Metropolitan News-Enterprise

 

Thursday, November 10, 2005

 

Page 1

 

Specter, Leahy Criticize House GOP Move to Split Ninth Circuit

 

By KENNETH OFGANG, Staff Writer/Appellate Courts

 

The chairman and ranking minority member of the Senate Judiciary Committee teamed up yesterday to oppose a proposal, backed by House Republicans, to split the territorial jurisdiction of the Ninth U.S. Circuit Court of Appeals in two.

“The reorganization of appellate circuits is a major policy initiative and would impact the system of justice for millions of Americans,” Sens. Arlen Specter, R-Pa., and Patrick Leahy, D-Vt., said in a letter to their Budget Committee counterparts.

“The issue is squarely under the jurisdiction of the Judiciary Committee and any budgetary issues are merely incidental,” the two senators wrote. “Accordingly, we oppose including any such measures in any reconciliation package.”

The House Budget Committee voted last week to include the split in a bill that would be considered under expedited procedures that preclude a Senate filibuster.

Past Filibuster Threat

The threat of such a filibuster by Democratic opponents of a split, such as California’s Sen. Dianne Feinstein, a Judiciary Committee member, has helped keep past circuit-splitting bills from reaching the Senate floor.

A Judiciary Committee subcommittee last month held a hearing on the issue. The three active Ninth Circuit judges who favor a split—Diarmuid F. O’Scannlain, Andrew Kleinfeld, and Richard Tallman—testified, telling senators the court has become too large to function well.

Chief Judge Mary M. Schroeder and Judge Alex Kozinski also testified. They told senators there is no need to split the circuit because it continues to operate efficiently and there is no consensus among the judges, or among the lawyers who practice before it or the public it serves, that a split is necessary or desirable.

The House measure approved last week—on a Budget Committee vote with all Democrats opposed—would leave California, Hawaii, Guam, and the Northern Mariana Islands in the Ninth Circuit, while Arizona, Nevada, Oregon, Washington, Montana, Alaska, and Idaho would form the new Twelfth Circuit.

Competing Views

Supporters say the Ninth Circuit, which covers nine states with about 54 million people, is too large to operate effectively. But opponents allege politics by Republicans angry at some of the court’s rulings, like the 2002 opinion that declared the Pledge of Allegiance unconstitutional when recited in public schools.

Opponents also complain that the split would leave the new Ninth Circuit with 72 percent of the current caseload but only 60 percent of the current number of judges, and would be expensive to the taxpayers.

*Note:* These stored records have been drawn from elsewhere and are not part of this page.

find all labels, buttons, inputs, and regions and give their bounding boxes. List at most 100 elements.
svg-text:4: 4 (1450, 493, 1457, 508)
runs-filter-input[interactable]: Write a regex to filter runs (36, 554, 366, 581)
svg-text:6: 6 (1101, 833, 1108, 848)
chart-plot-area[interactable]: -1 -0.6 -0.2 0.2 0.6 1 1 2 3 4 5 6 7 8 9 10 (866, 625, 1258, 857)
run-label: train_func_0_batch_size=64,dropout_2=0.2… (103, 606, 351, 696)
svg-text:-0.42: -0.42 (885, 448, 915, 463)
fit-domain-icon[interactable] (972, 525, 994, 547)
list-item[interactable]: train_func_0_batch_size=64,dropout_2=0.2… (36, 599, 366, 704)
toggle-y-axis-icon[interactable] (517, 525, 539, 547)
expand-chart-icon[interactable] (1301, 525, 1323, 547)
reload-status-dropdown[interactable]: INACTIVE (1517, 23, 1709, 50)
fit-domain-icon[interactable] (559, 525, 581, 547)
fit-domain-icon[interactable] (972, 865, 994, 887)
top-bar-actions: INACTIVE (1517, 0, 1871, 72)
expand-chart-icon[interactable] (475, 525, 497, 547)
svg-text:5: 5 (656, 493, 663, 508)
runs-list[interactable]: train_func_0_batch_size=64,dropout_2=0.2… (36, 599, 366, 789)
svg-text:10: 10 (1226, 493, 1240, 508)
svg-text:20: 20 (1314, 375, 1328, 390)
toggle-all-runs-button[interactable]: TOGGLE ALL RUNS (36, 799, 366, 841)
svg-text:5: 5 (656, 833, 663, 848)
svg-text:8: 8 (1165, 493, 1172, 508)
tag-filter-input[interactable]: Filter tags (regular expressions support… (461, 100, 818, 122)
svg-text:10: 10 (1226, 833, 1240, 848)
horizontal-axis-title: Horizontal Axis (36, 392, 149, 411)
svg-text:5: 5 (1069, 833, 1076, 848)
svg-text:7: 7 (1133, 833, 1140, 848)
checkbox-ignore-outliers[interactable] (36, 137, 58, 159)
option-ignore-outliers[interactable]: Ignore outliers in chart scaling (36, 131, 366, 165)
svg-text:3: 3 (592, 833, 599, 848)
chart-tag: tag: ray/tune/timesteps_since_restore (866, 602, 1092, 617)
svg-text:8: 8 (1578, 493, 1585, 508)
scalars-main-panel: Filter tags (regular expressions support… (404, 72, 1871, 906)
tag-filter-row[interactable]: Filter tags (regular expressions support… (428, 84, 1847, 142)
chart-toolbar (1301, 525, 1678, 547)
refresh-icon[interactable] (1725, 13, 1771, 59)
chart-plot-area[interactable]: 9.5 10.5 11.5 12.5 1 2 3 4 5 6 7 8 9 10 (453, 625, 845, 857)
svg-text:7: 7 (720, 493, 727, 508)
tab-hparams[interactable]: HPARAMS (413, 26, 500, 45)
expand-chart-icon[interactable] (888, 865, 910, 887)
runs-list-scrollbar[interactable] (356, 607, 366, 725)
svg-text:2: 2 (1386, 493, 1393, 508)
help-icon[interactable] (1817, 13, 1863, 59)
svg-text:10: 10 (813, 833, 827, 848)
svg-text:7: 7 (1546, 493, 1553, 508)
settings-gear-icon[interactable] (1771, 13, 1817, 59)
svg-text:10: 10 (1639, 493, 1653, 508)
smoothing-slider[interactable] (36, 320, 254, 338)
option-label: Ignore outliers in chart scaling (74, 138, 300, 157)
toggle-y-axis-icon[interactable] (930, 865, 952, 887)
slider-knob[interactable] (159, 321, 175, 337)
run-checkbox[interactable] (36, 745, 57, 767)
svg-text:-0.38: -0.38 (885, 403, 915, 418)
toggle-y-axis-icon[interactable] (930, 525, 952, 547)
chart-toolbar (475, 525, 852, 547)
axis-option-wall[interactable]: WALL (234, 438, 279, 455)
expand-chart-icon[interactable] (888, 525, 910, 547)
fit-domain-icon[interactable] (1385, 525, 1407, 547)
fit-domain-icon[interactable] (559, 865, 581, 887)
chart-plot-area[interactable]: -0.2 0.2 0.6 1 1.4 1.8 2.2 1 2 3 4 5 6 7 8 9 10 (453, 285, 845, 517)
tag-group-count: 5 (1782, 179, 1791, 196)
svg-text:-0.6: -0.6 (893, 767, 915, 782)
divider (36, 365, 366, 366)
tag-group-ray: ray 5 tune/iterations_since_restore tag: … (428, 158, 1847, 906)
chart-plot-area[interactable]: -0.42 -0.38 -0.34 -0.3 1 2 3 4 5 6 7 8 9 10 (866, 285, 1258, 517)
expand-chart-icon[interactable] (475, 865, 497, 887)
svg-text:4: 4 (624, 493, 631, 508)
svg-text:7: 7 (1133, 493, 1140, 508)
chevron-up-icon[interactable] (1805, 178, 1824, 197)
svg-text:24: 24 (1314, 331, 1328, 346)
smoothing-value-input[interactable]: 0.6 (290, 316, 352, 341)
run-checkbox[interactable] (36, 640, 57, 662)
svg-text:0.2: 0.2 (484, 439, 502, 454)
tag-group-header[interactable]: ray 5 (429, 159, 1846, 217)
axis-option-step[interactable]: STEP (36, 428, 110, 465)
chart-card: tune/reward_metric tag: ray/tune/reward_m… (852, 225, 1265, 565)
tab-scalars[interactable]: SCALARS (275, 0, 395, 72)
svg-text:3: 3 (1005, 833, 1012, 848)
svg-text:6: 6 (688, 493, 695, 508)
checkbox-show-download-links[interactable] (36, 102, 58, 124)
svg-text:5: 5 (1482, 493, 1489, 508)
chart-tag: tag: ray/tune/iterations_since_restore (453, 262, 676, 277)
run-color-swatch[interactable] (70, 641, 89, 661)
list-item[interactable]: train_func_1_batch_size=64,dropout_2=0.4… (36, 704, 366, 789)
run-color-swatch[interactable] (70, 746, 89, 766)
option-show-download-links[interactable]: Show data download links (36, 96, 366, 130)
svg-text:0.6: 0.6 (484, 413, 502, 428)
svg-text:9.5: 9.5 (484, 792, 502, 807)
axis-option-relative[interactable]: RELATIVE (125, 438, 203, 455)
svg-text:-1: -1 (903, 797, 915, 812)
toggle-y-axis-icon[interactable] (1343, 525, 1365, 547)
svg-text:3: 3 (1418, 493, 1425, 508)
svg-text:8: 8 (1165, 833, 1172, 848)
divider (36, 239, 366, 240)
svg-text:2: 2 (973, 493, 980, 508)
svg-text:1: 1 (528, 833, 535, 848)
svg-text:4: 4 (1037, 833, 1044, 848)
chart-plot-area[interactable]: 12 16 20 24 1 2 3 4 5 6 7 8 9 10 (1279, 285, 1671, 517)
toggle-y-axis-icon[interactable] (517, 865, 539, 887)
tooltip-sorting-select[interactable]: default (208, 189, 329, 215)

The Administrative Office of the United States Courts has estimated that such a split could cost as much as $96 million in start up costs for the Twelfth circuit and $16 million in annual operating expenses.

The Senate last week passed its own version of the deficit reduction bill without the Ninth Circuit split. If the breakup makes it through the House, congressional negotiators would have to work out whether to include it in the final bill the House and Senate would vote on.

“I strongly oppose this effort to split the Ninth Circuit,” Feinstein said in a statement. “It is a lose/lose proposition, one with clear financial costs to the administration of justice and with human costs to those with cases before the court.”

Feinstein last week wrote influential House Rules Committee Chairman David Dreier, a Republican who represents much of the San Gabriel Valley, urging him to oppose the plan.

Feinstein also said she intends to raise a point of order on the floor of the Senate if the Ninth Circuit split language is included in the final Budget Reconciliation conference report. Under the so-called “Byrd Rule,” the inclusion of matters in reconciliation measures not connected to its central, budgetary purpose is generally prohibited and subject to a 60-vote point of order.